Last week, walleye anglers were able to access the stretch of Lake Roosevelt known as “The Dalles.” While catching was reported to be slower than last year, fair numbers of fish were caught. Friends who spent several days there said they had their best luck dropping curly-tailed grubs tipped with nightcrawler into about 30 feet of water. Other anglers said blade baits worked well. By now, it should be possible to launch at China Bend for the run to the best fishing spots.
At MarDon Resort on Potholes Reservoir, Pete Fisher said the bass fishing has been good as the largemouth finish their spawning activities in the sand dunes. Top baits are the SPRO Frogs, one-half-ounce jigs with a craw trailer, three-eighths-ounce chatter baits, 5-inch wacky rigged Senkos and white spinnerbaits. The rock piles between Goose Island and the face of the dam have been producing decent smallmouth on Norisada blade baits, tubes, crankbaits and Senkos.
Walleye fishing continues to improve this week on Potholes Reservoir. With the spawn complete, the walleye will move into the sand dunes to feed. Fish there in 8-20 feet of water with a Slow Death rig and a 1- to 2-ounce bottom walker and crawler on weed lines.

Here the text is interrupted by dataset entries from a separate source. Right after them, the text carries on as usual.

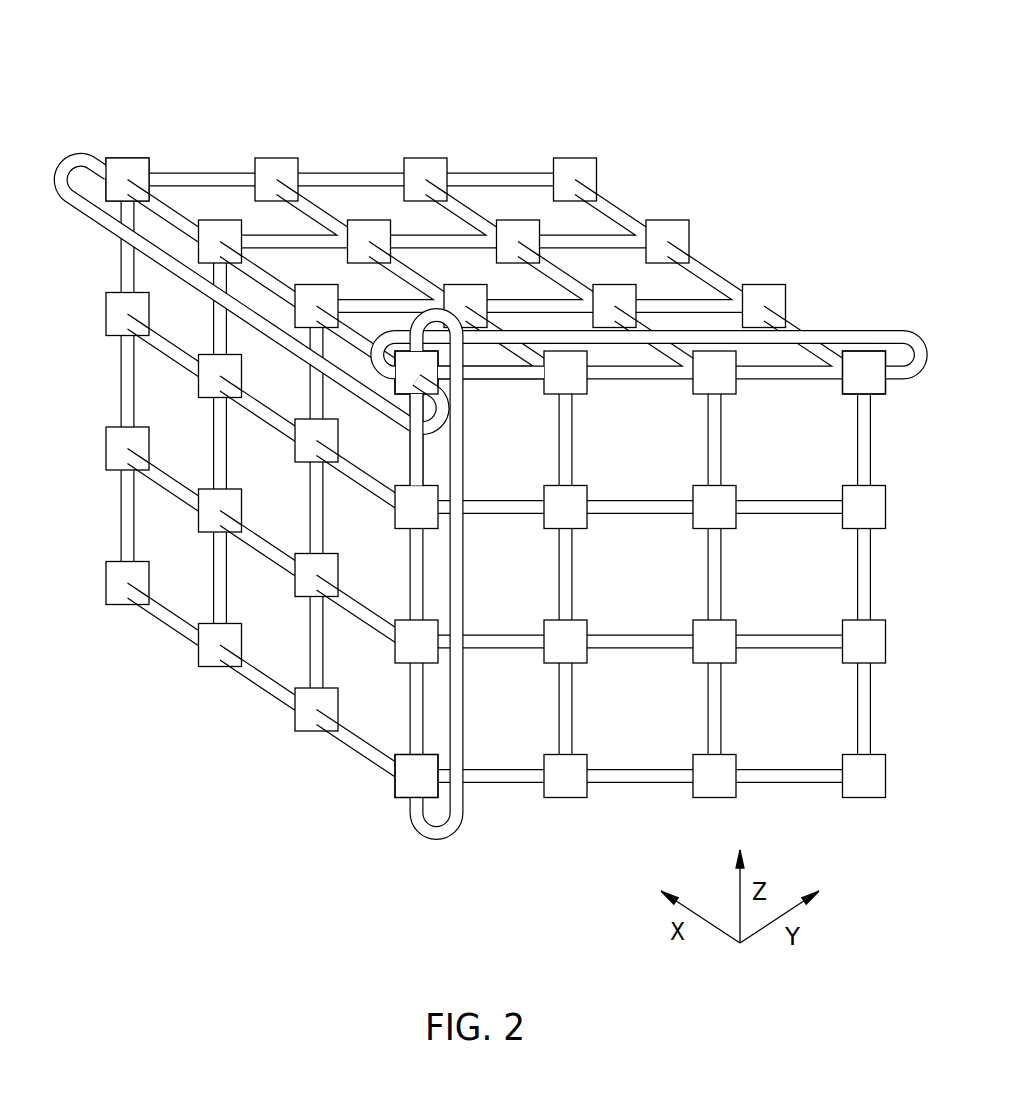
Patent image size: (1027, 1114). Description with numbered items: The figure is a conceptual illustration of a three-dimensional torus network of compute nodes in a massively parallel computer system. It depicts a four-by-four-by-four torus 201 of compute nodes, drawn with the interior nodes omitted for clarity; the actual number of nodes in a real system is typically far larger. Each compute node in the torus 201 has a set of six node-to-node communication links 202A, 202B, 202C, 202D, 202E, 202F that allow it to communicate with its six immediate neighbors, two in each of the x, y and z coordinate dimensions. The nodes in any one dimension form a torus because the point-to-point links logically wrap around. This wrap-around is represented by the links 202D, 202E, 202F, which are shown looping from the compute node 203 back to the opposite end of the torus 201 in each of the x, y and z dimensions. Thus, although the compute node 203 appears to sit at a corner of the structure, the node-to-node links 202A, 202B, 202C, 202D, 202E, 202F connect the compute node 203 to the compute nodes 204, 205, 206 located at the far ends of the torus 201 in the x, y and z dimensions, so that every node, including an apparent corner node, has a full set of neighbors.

The torus 201 is at (650, 80).
The node-to-node communication link 202A is at (488, 381).
The node-to-node communication link 202B is at (425, 462).
The node-to-node communication link 202C is at (362, 337).
The node-to-node communication link 202D is at (889, 329).
The node-to-node communication link 202E is at (435, 839).
The node-to-node communication link 202F is at (78, 156).
The compute node 203 is at (377, 385).
The compute node 204 is at (137, 158).
The compute node 205 is at (888, 387).
The compute node 206 is at (395, 790).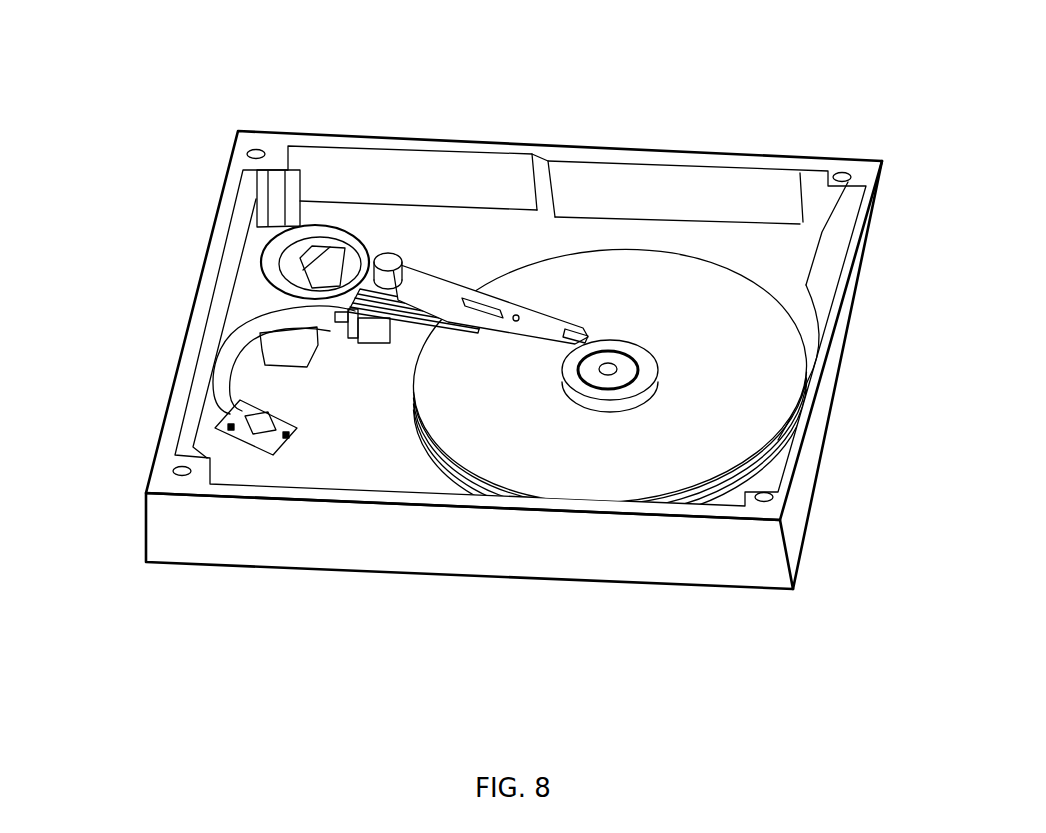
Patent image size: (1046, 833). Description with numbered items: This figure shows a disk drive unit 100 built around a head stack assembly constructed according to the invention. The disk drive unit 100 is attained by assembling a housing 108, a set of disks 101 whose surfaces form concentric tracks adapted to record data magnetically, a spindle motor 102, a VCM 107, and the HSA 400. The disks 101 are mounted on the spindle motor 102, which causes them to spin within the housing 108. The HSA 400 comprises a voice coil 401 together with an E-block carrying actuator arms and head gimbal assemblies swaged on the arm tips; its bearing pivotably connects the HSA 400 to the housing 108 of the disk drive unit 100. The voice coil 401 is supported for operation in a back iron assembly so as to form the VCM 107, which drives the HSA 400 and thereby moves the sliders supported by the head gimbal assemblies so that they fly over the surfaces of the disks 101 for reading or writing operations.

The disk drive unit 100 is at (344, 32).
The disks 101 is at (655, 313).
The spindle motor 102 is at (628, 367).
The VCM 107 is at (285, 350).
The housing 108 is at (445, 540).
The HSA 400 is at (432, 292).
The voice coil 401 is at (278, 242).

Lind Coulee also continues to produce walleye.
Loon, Newman, Liberty, Silver, Houser and Hayden lakes are giving up some good-sized largemouth bass, and a lot of smaller fish have been caught at Eloika Lake. Several 3- and 4- pound smallmouth have been taken at Long Lake.
A white sturgeon fishery on Lake Roosevelt opens Saturday. Fishing will be open seven days a week from Grand Coulee Dam upstream to the China Bend Boat Ramp. That includes the Spokane River from the Highway 25 Bridge upstream to 400 feet below Little Falls Dam, the Colville River upstream to Meyers Falls Dam, and the Kettle River upstream to Barstow Bridge. To limit fishery impacts to wild adult sturgeon, the portion of Lake Roosevelt from China Bend upstream to the Canadian border will not open to fishing this year.